After a nationwide debate about defunding the police, the Minneapolis and St. Paul city councils ended 2021 by doing the opposite – funding police.

A tumultuous year in both cities -- one that saw Minneapolis voters defeat a proposal that would've replaced the Police Department with a safety agency tasked with taking a public health approach to crime -- ended with budget votes that received little fanfare this week. Minneapolis City Council mostly went along with Mayor Jacob Frey's $192 million police budget, while St. Paul City Council added a modest amount to Mayor Melvin Carter's initial proposal. Both reflect increases from the prior year.

The Minneapolis budget reflects a "sustained commitment to public safety," Frey's spokeswoman said Friday. Frey said it will fund five police recruit classes, starting a long rebuilding process after the city lost nearly 300 officers over the past two years.

Supporters of the November ballot proposal, which failed 56 percent to 44 percent, did not hide their disappointment. Among them were council members leaving City Council this month without realizing the changes they've long sought.

"It seems this budget is intended to send a heartbreaking political message that nothing has changed in Minneapolis since the murder of George Floyd," said Council President Lisa Bender, who did not seek re-election.

Police spending was by far the most controversial part of the overall $1.6 billion budget. It passed, 9-4, with Bender joining Cam Gordon, Phillipe Cunningham and Jeremiah Ellison in opposition. All are departing the council except for Ellison, who called the budget "a moral failing."

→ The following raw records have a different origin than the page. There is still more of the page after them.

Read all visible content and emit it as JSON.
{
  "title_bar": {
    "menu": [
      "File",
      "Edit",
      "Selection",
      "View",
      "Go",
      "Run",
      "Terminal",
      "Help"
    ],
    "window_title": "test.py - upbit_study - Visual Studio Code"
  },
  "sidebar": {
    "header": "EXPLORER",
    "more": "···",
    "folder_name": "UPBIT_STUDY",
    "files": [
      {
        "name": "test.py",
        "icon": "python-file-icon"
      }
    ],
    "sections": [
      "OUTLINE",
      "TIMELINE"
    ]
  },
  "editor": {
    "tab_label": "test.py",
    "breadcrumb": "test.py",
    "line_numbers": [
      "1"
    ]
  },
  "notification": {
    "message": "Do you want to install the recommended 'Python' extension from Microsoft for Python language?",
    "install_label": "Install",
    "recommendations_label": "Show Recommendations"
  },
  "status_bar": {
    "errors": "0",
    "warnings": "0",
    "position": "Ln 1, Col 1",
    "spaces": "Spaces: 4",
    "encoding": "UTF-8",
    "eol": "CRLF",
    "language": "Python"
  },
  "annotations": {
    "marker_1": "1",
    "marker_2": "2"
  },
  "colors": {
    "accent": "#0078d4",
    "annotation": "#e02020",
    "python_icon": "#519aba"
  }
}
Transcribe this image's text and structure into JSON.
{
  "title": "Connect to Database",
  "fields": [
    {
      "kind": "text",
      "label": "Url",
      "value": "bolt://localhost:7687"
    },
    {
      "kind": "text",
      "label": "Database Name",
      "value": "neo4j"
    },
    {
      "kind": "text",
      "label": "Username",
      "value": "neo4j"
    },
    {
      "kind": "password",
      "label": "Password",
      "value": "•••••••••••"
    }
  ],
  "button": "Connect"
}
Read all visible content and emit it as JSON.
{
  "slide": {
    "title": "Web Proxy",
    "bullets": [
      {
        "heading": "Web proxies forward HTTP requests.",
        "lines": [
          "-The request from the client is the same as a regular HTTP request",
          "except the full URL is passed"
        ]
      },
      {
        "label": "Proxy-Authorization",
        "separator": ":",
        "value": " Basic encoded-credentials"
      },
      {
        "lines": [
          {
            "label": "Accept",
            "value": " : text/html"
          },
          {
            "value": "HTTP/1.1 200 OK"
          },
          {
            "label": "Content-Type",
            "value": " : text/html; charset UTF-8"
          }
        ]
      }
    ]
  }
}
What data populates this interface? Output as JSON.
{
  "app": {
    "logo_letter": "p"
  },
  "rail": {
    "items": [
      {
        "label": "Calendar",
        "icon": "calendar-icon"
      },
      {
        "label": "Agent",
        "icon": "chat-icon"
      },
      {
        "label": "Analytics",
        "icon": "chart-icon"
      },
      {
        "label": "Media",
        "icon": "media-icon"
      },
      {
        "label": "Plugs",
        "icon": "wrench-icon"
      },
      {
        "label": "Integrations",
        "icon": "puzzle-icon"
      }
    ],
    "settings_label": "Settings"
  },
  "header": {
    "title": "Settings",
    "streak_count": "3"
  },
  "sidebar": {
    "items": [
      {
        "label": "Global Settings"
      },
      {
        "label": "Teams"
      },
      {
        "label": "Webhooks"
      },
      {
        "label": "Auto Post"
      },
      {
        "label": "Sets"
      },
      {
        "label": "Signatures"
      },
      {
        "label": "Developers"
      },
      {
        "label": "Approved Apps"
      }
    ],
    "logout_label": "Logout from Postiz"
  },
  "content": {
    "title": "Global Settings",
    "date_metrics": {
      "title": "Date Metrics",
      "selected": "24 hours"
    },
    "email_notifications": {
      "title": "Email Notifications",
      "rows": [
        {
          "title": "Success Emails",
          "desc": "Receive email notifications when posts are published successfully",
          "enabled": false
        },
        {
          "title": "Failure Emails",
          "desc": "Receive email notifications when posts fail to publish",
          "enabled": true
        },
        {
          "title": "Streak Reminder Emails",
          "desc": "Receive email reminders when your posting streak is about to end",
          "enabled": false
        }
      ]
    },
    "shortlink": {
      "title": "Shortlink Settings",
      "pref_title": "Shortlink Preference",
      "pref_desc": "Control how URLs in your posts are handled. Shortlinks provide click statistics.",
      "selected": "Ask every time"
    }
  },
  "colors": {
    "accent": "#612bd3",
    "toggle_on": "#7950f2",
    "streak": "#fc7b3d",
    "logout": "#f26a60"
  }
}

In St. Paul, City Council members voted unanimously on a $660 million city budget after adding $1 million to Carter's police spending plan. The additional money will fund a second police academy in 2022 to get the St. Paul Police Department closer to its authorized sworn strength of 619.

Yet the funding is less than what Police Chief Todd Axtell has said is needed to ensure his agency is consistently at full strength. Currently, the agency has 553 sworn staff, nearly 70 below the authorized level. St. Paul requires its police department to have attrition before it can hire new officers. 

Council Member Jane Prince said she remained concerned about staffing in 2022. 

"I need to hear a commitment from the administration that it's committed to two academies so we don't get in this bind again," Prince said Wednesday.

The additional $1 million will go into a holding account. Before the police can spend it, City Council and the mayor must approve.

"I can understand concerns, but I really do think this is a good way to create accountability," Council President Amy Brendmoen said.